Because of the difficulty and chemical hazards involved, new users should strongly consider avoiding electroless deposition if they have the resources to do so.
Hybrid Metal / Conductive Metal Oxide Films
JackfishSEC workers have recently demonstrated the preparation and use of hybrid films for ATR-SEIRAS. In Andvaag et al., a 50 nm film of indium zinc oxide (IZO) was deposited by magnetron sputtering and then gold nanoparticles were electrodeposited in the presence of a shape-directing ligand (4-methoxypyridine). Such films have remarkably high enhancement and are robust enough to withstand repeated potential cycles into hydrogen evolution. The paper linked above illustrates the stability of the hybrid film by reductively desorbing a thiol monolayer three times from the same film with no meaningful change in the spectrum quality. This is essentially impossible on a conventional gold film.

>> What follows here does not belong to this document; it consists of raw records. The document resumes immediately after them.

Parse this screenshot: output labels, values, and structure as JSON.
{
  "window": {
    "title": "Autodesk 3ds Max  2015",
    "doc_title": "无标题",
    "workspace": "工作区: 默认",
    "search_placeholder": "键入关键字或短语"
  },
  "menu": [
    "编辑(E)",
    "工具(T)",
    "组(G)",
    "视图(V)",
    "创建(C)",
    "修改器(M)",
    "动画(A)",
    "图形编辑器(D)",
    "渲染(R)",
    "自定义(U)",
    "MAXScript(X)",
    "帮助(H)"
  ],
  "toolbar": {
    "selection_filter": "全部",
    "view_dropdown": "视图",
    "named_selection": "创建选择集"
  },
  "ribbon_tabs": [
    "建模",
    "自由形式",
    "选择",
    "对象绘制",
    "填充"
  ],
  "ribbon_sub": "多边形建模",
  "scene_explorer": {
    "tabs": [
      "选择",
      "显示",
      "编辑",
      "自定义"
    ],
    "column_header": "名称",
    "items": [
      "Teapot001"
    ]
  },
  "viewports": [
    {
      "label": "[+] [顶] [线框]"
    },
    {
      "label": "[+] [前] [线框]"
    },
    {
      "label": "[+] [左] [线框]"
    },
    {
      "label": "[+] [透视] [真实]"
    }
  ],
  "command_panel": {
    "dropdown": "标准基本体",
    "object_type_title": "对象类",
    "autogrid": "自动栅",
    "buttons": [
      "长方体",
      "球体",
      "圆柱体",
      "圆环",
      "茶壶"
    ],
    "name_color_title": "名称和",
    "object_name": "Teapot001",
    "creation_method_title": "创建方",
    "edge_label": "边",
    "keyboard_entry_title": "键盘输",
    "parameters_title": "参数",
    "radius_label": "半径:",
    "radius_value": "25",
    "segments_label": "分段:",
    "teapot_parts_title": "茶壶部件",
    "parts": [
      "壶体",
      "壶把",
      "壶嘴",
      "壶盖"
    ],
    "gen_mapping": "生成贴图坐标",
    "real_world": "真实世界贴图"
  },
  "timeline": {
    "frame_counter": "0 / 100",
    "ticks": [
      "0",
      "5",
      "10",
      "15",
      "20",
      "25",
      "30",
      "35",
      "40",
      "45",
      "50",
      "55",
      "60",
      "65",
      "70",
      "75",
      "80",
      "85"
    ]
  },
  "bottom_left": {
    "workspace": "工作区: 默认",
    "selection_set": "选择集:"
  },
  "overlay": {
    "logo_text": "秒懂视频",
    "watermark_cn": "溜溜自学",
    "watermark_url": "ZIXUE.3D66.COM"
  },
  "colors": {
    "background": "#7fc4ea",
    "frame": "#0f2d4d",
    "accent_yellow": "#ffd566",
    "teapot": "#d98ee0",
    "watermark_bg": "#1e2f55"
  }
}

Hybrid films, which can also use indium tin oxide (ITO), require access to a PVD chamber to prepare the conductive metal oxide (CMO) layer. Electrodeposition can be completed in situ in a spectroelectrochemical cell so that the enhancement can be monitored during the process. Although multiple CMO layers can be deposited in parallel, electrodeposition takes place in series, although it takes only around an hour to complete.
“Activating” A Metal Layer
Most of the literature describes a potential cycling routine to “activate” the metal layer. The exact processes involved are still unclear, but the empirical result is that the signal enhancement increases during the process. This will be covered in detail in a future post.